Reconhece-se, frente ao acima exposto, a possibilidade de existência de normas constitucionais inválidas ou ineficazes, uma vez que, e segundo entendimento de jurista lusitano Gomes CANOTILHO, (Idem anterior p.84), a possibilidade da existência de contradições transcendentes entre o direito constitucional positivo e os valores, diretrizes ou critérios materialmente informadores da modelação do direito positivo. Dessa maneira, mostrando-se as normas constitucionais contrárias a um princípio constitucional, serão elas carecedoras de legitimidade, tendo, diante disso, o princípio da dignidade da pessoa humana, o condão de subtrair a eficácia de qualquer regra que o infirme, ainda que ela se encontre no bojo da própria constituição.

Salienta-se, mais uma vez, silenciosa a nossa tão exaltada Constituição Federal de 1988, e, ainda, omissas as demais leis infraconstitucionais no tocante às relações homossexuais, resultando na inexistência de proteção legal a essas uniões, importando em verdadeiras violações aos direitos humanos. Ficam, assim, os indivíduos que se encontram nessa situação, à margem da própria cidadania, o que é inadmissível num Estado Democrático de Direito. Não é demais, portanto, lembrar que a omissão legal não pode resultar numa negativa de direitos a vínculos homoafetivos, em respeito à dignidade humana.

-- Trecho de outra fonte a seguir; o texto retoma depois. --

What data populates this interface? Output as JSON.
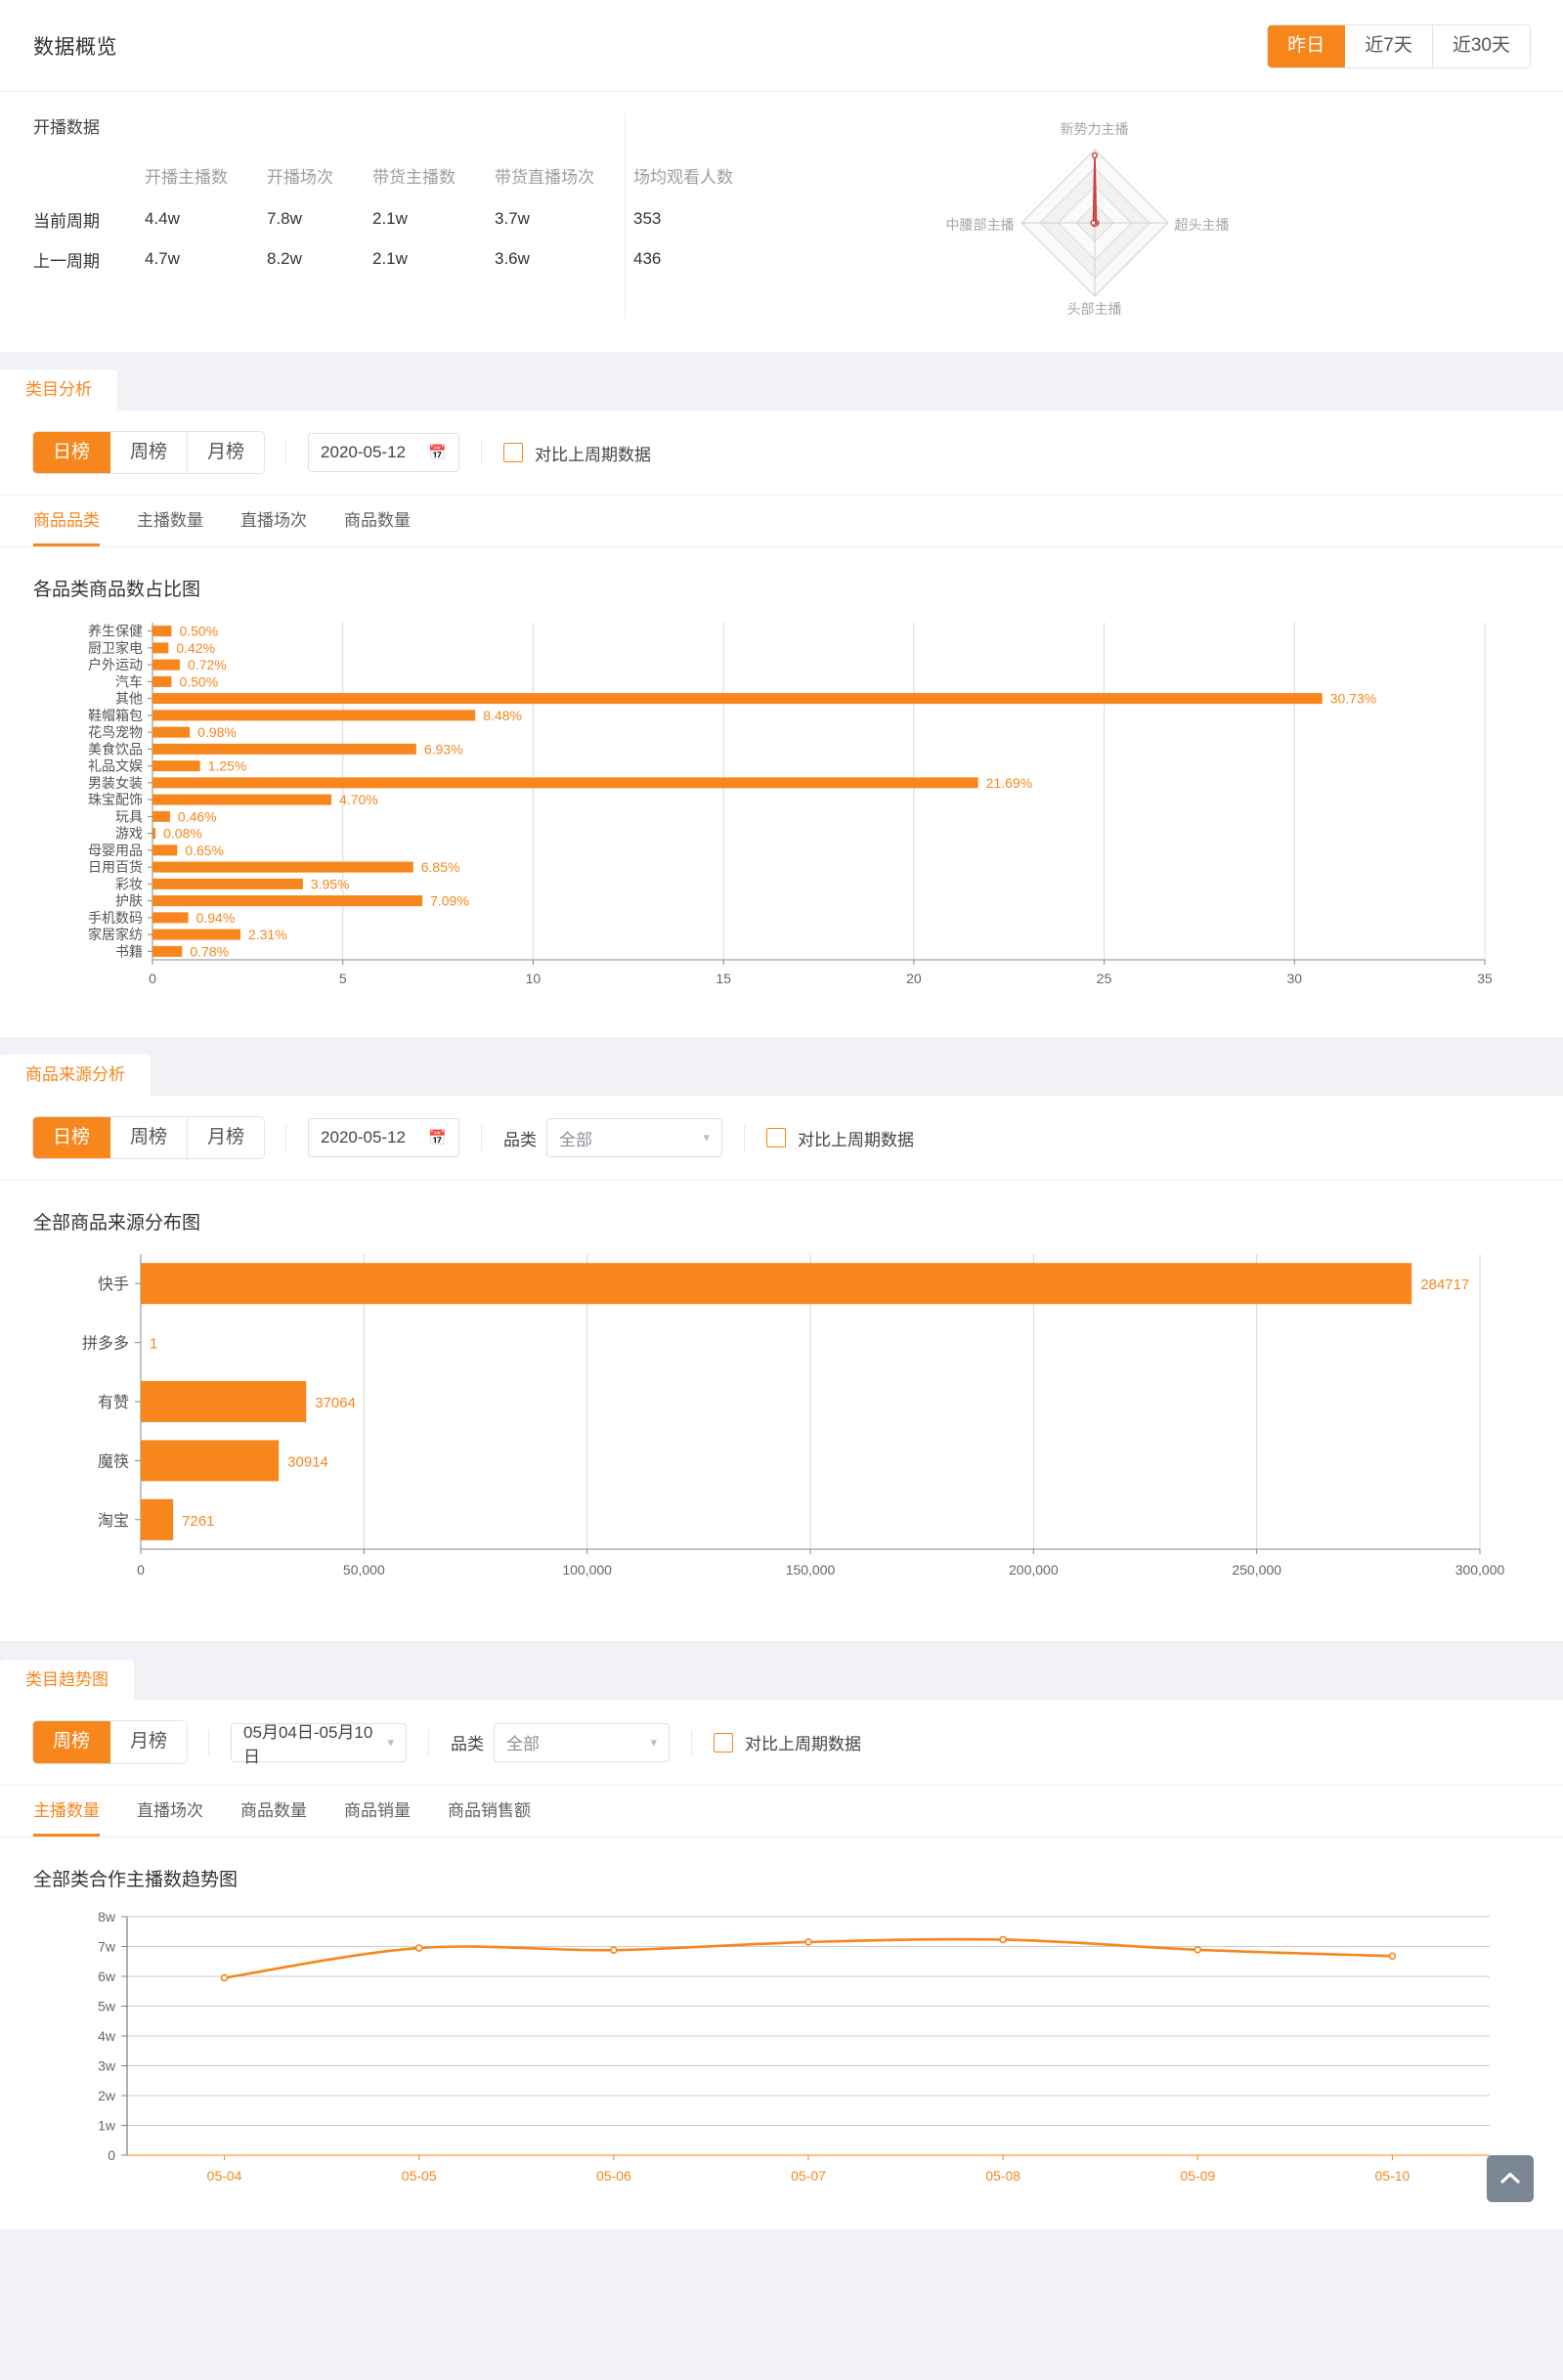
{
  "overview": {
    "title": "数据概览",
    "range_buttons": [
      {
        "label": "昨日",
        "active": true
      },
      {
        "label": "近7天",
        "active": false
      },
      {
        "label": "近30天",
        "active": false
      }
    ],
    "section_label": "开播数据",
    "columns": [
      "开播主播数",
      "开播场次",
      "带货主播数",
      "带货直播场次",
      "场均观看人数"
    ],
    "rows": [
      {
        "label": "当前周期",
        "values": [
          "4.4w",
          "7.8w",
          "2.1w",
          "3.7w",
          "353"
        ]
      },
      {
        "label": "上一周期",
        "values": [
          "4.7w",
          "8.2w",
          "2.1w",
          "3.6w",
          "436"
        ]
      }
    ],
    "radar": {
      "axes": [
        "新势力主播",
        "超头主播",
        "头部主播",
        "中腰部主播"
      ],
      "values": [
        0.92,
        0.02,
        0.0,
        0.0
      ],
      "series_color": "#cf3a3a"
    }
  },
  "category_panel": {
    "tab_label": "类目分析",
    "rank_buttons": [
      {
        "label": "日榜",
        "active": true
      },
      {
        "label": "周榜",
        "active": false
      },
      {
        "label": "月榜",
        "active": false
      }
    ],
    "date_value": "2020-05-12",
    "compare_label": "对比上周期数据",
    "subtabs": [
      {
        "label": "商品品类",
        "active": true
      },
      {
        "label": "主播数量",
        "active": false
      },
      {
        "label": "直播场次",
        "active": false
      },
      {
        "label": "商品数量",
        "active": false
      }
    ],
    "chart_title": "各品类商品数占比图"
  },
  "source_panel": {
    "tab_label": "商品来源分析",
    "rank_buttons": [
      {
        "label": "日榜",
        "active": true
      },
      {
        "label": "周榜",
        "active": false
      },
      {
        "label": "月榜",
        "active": false
      }
    ],
    "date_value": "2020-05-12",
    "category_label": "品类",
    "category_value": "全部",
    "compare_label": "对比上周期数据",
    "chart_title": "全部商品来源分布图"
  },
  "trend_panel": {
    "tab_label": "类目趋势图",
    "rank_buttons": [
      {
        "label": "周榜",
        "active": true
      },
      {
        "label": "月榜",
        "active": false
      }
    ],
    "date_value": "05月04日-05月10日",
    "category_label": "品类",
    "category_value": "全部",
    "compare_label": "对比上周期数据",
    "subtabs": [
      {
        "label": "主播数量",
        "active": true
      },
      {
        "label": "直播场次",
        "active": false
      },
      {
        "label": "商品数量",
        "active": false
      },
      {
        "label": "商品销量",
        "active": false
      },
      {
        "label": "商品销售额",
        "active": false
      }
    ],
    "chart_title": "全部类合作主播数趋势图"
  },
  "back_to_top": {
    "icon": "chevron-up-icon"
  },
  "theme": {
    "accent": "#F7861C",
    "bar_fill": "#F7861C",
    "page_bg": "#f0f2f5",
    "axis": "#666666",
    "grid": "#cccccc"
  },
  "chart_data": [
    {
      "id": "category_share_bar",
      "type": "bar",
      "orientation": "horizontal",
      "title": "各品类商品数占比图",
      "xlabel": "",
      "ylabel": "",
      "xlim": [
        0,
        35
      ],
      "xticks": [
        0,
        5,
        10,
        15,
        20,
        25,
        30,
        35
      ],
      "grid": true,
      "unit": "%",
      "categories": [
        "养生保健",
        "厨卫家电",
        "户外运动",
        "汽车",
        "其他",
        "鞋帽箱包",
        "花鸟宠物",
        "美食饮品",
        "礼品文娱",
        "男装女装",
        "珠宝配饰",
        "玩具",
        "游戏",
        "母婴用品",
        "日用百货",
        "彩妆",
        "护肤",
        "手机数码",
        "家居家纺",
        "书籍"
      ],
      "values": [
        0.5,
        0.42,
        0.72,
        0.5,
        30.73,
        8.48,
        0.98,
        6.93,
        1.25,
        21.69,
        4.7,
        0.46,
        0.08,
        0.65,
        6.85,
        3.95,
        7.09,
        0.94,
        2.31,
        0.78
      ],
      "labels": [
        "0.50%",
        "0.42%",
        "0.72%",
        "0.50%",
        "30.73%",
        "8.48%",
        "0.98%",
        "6.93%",
        "1.25%",
        "21.69%",
        "4.70%",
        "0.46%",
        "0.08%",
        "0.65%",
        "6.85%",
        "3.95%",
        "7.09%",
        "0.94%",
        "2.31%",
        "0.78%"
      ]
    },
    {
      "id": "product_source_bar",
      "type": "bar",
      "orientation": "horizontal",
      "title": "全部商品来源分布图",
      "xlabel": "",
      "ylabel": "",
      "xlim": [
        0,
        300000
      ],
      "xticks": [
        0,
        50000,
        100000,
        150000,
        200000,
        250000,
        300000
      ],
      "xticklabels": [
        "0",
        "50,000",
        "100,000",
        "150,000",
        "200,000",
        "250,000",
        "300,000"
      ],
      "grid": true,
      "categories": [
        "快手",
        "拼多多",
        "有赞",
        "魔筷",
        "淘宝"
      ],
      "values": [
        284717,
        1,
        37064,
        30914,
        7261
      ],
      "labels": [
        "284717",
        "1",
        "37064",
        "30914",
        "7261"
      ]
    },
    {
      "id": "anchor_count_trend_line",
      "type": "line",
      "title": "全部类合作主播数趋势图",
      "xlabel": "",
      "ylabel": "",
      "ylim": [
        0,
        80000
      ],
      "yticks": [
        0,
        10000,
        20000,
        30000,
        40000,
        50000,
        60000,
        70000,
        80000
      ],
      "yticklabels": [
        "0",
        "1w",
        "2w",
        "3w",
        "4w",
        "5w",
        "6w",
        "7w",
        "8w"
      ],
      "grid": true,
      "x": [
        "05-04",
        "05-05",
        "05-06",
        "05-07",
        "05-08",
        "05-09",
        "05-10"
      ],
      "series": [
        {
          "name": "主播数量",
          "values": [
            59500,
            69500,
            68800,
            71500,
            72300,
            68900,
            66800
          ],
          "color": "#F7861C"
        }
      ]
    }
  ]
}
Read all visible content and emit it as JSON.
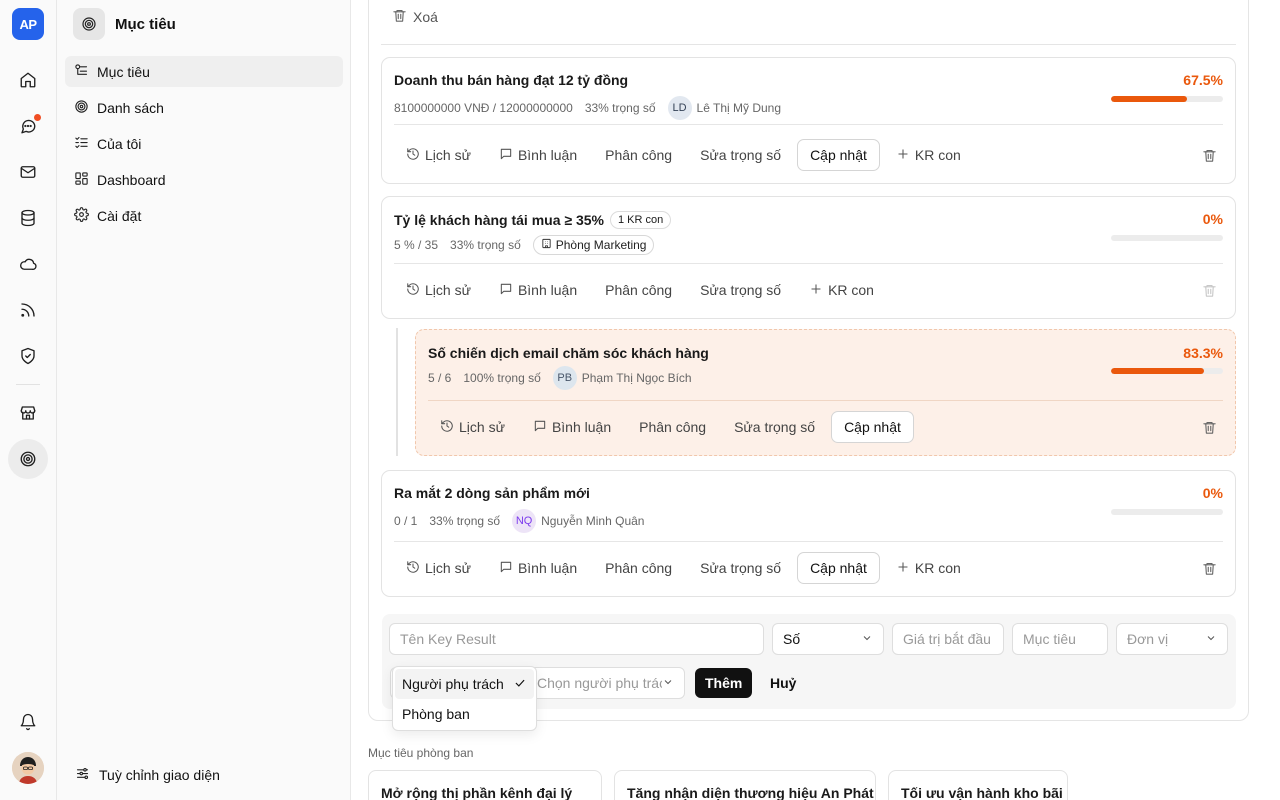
{
  "app": {
    "logo_text": "AP"
  },
  "rail": {
    "icons": [
      "home-icon",
      "chat-icon",
      "mail-icon",
      "database-icon",
      "cloud-icon",
      "rss-icon",
      "shield-icon",
      "store-icon",
      "target-icon",
      "bell-icon"
    ],
    "notification_dot_color": "#f04e23",
    "active": "target-icon"
  },
  "sidebar": {
    "title": "Mục tiêu",
    "items": [
      {
        "label": "Mục tiêu",
        "icon": "objectives-icon",
        "active": true
      },
      {
        "label": "Danh sách",
        "icon": "target-icon"
      },
      {
        "label": "Của tôi",
        "icon": "checklist-icon"
      },
      {
        "label": "Dashboard",
        "icon": "dashboard-icon"
      },
      {
        "label": "Cài đặt",
        "icon": "gear-icon"
      }
    ],
    "customize_label": "Tuỳ chỉnh giao diện"
  },
  "main": {
    "delete_label": "Xoá",
    "actions": {
      "history": "Lịch sử",
      "comment": "Bình luận",
      "assign": "Phân công",
      "edit_weight": "Sửa trọng số",
      "update": "Cập nhật",
      "add_child": "KR con"
    },
    "key_results": [
      {
        "title": "Doanh thu bán hàng đạt 12 tỷ đồng",
        "progress_text": "8100000000 VNĐ / 12000000000",
        "weight": "33% trọng số",
        "owner_initials": "LD",
        "owner_name": "Lê Thị Mỹ Dung",
        "percent": "67.5%",
        "progress": 0.675
      },
      {
        "title": "Tỷ lệ khách hàng tái mua ≥ 35%",
        "badge": "1 KR con",
        "progress_text": "5 % / 35",
        "weight": "33% trọng số",
        "department": "Phòng Marketing",
        "percent": "0%",
        "progress": 0
      },
      {
        "title": "Số chiến dịch email chăm sóc khách hàng",
        "progress_text": "5 / 6",
        "weight": "100% trọng số",
        "owner_initials": "PB",
        "owner_name": "Phạm Thị Ngọc Bích",
        "percent": "83.3%",
        "progress": 0.833
      },
      {
        "title": "Ra mắt 2 dòng sản phẩm mới",
        "progress_text": "0 / 1",
        "weight": "33% trọng số",
        "owner_initials": "NQ",
        "owner_name": "Nguyễn Minh Quân",
        "percent": "0%",
        "progress": 0
      }
    ],
    "form": {
      "name_placeholder": "Tên Key Result",
      "type_value": "Số",
      "start_placeholder": "Giá trị bắt đầu",
      "target_placeholder": "Mục tiêu",
      "unit_placeholder": "Đơn vị",
      "owner_select_placeholder": "Chọn người phụ trách",
      "add_label": "Thêm",
      "cancel_label": "Huỷ",
      "dropdown_options": [
        "Người phụ trách",
        "Phòng ban"
      ],
      "dropdown_selected": "Người phụ trách"
    },
    "department_section": {
      "label": "Mục tiêu phòng ban",
      "cards": [
        "Mở rộng thị phần kênh đại lý",
        "Tăng nhận diện thương hiệu An Phát",
        "Tối ưu vận hành kho bãi"
      ]
    }
  },
  "colors": {
    "accent": "#ea580c",
    "brand": "#2563eb"
  }
}
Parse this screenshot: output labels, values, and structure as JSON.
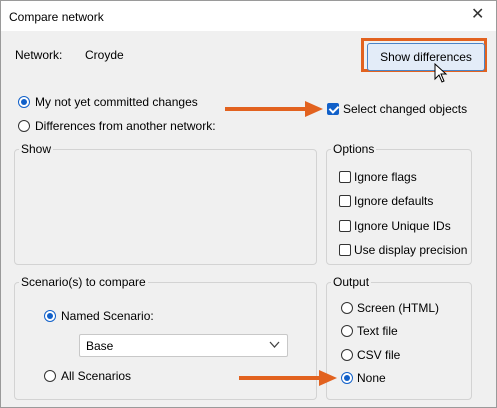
{
  "window": {
    "title": "Compare network",
    "close_glyph": "✕"
  },
  "network": {
    "label": "Network:",
    "value": "Croyde"
  },
  "show_differences_button": {
    "label": "Show differences"
  },
  "mode_options": [
    {
      "label": "My not yet committed changes",
      "selected": true
    },
    {
      "label": "Differences from another network:",
      "selected": false
    }
  ],
  "select_changed": {
    "label": "Select changed objects",
    "checked": true
  },
  "show_group": {
    "title": "Show"
  },
  "options_group": {
    "title": "Options",
    "items": [
      {
        "label": "Ignore flags",
        "checked": false
      },
      {
        "label": "Ignore defaults",
        "checked": false
      },
      {
        "label": "Ignore Unique IDs",
        "checked": false
      },
      {
        "label": "Use display precision",
        "checked": false
      }
    ]
  },
  "scenarios_group": {
    "title": "Scenario(s) to compare",
    "named_label": "Named Scenario:",
    "named_selected": true,
    "dropdown_value": "Base",
    "all_label": "All Scenarios",
    "all_selected": false
  },
  "output_group": {
    "title": "Output",
    "items": [
      {
        "label": "Screen (HTML)",
        "selected": false
      },
      {
        "label": "Text file",
        "selected": false
      },
      {
        "label": "CSV file",
        "selected": false
      },
      {
        "label": "None",
        "selected": true
      }
    ]
  },
  "colors": {
    "highlight": "#e2621f",
    "accent": "#1160c9"
  },
  "icons": {
    "close": "close-icon",
    "chevron": "chevron-down-icon",
    "cursor": "mouse-cursor-icon",
    "arrow": "annotation-arrow-icon"
  }
}
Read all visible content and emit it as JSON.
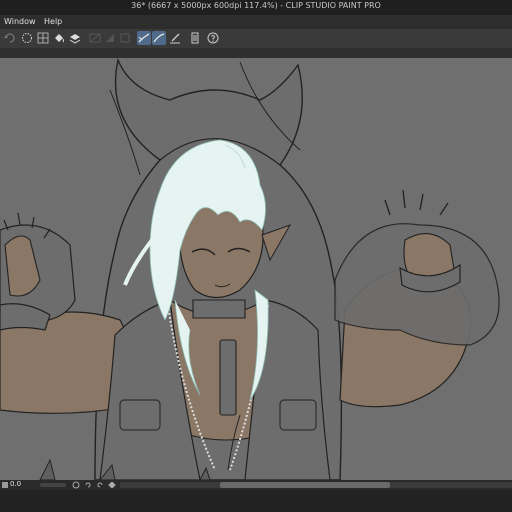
{
  "window": {
    "title": "36* (6667 x 5000px 600dpi 117.4%) - CLIP STUDIO PAINT PRO"
  },
  "menubar": {
    "items": [
      {
        "label": "Window"
      },
      {
        "label": "Help"
      }
    ]
  },
  "toolbar": {
    "icons": [
      "undo-icon",
      "lasso-select-icon",
      "grid-icon",
      "fill-icon",
      "layer-icon",
      "ruler-disabled-icon",
      "gradient-disabled-icon",
      "frame-disabled-icon",
      "vector-pen-icon",
      "vector-correct-icon",
      "ruler-pen-icon",
      "document-icon",
      "help-icon"
    ]
  },
  "status": {
    "rotation": "0.0"
  },
  "colors": {
    "canvas": "#6f6f6f",
    "skin": "#8b7765",
    "hair": "#e6f4f1",
    "accent": "#4f6a8a"
  }
}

Se inconstitucional, inválida ou ineficaz a ressalva feita pelo art. 226, §3º da Carta Magna, assim também é a igual restrição repetida na legislação infraconstitucional, com as Leis nº 8.971/94 e nº 9.278/96, que regulamentam a referida norma constitucional. Assim, podem e devem ser aplicadas, por analogia, as leis reguladoras do relacionamento entre um homem e uma mulher, às relações homossexuais, que constituem uma unidade familiar que em nada se diferencia da união estável.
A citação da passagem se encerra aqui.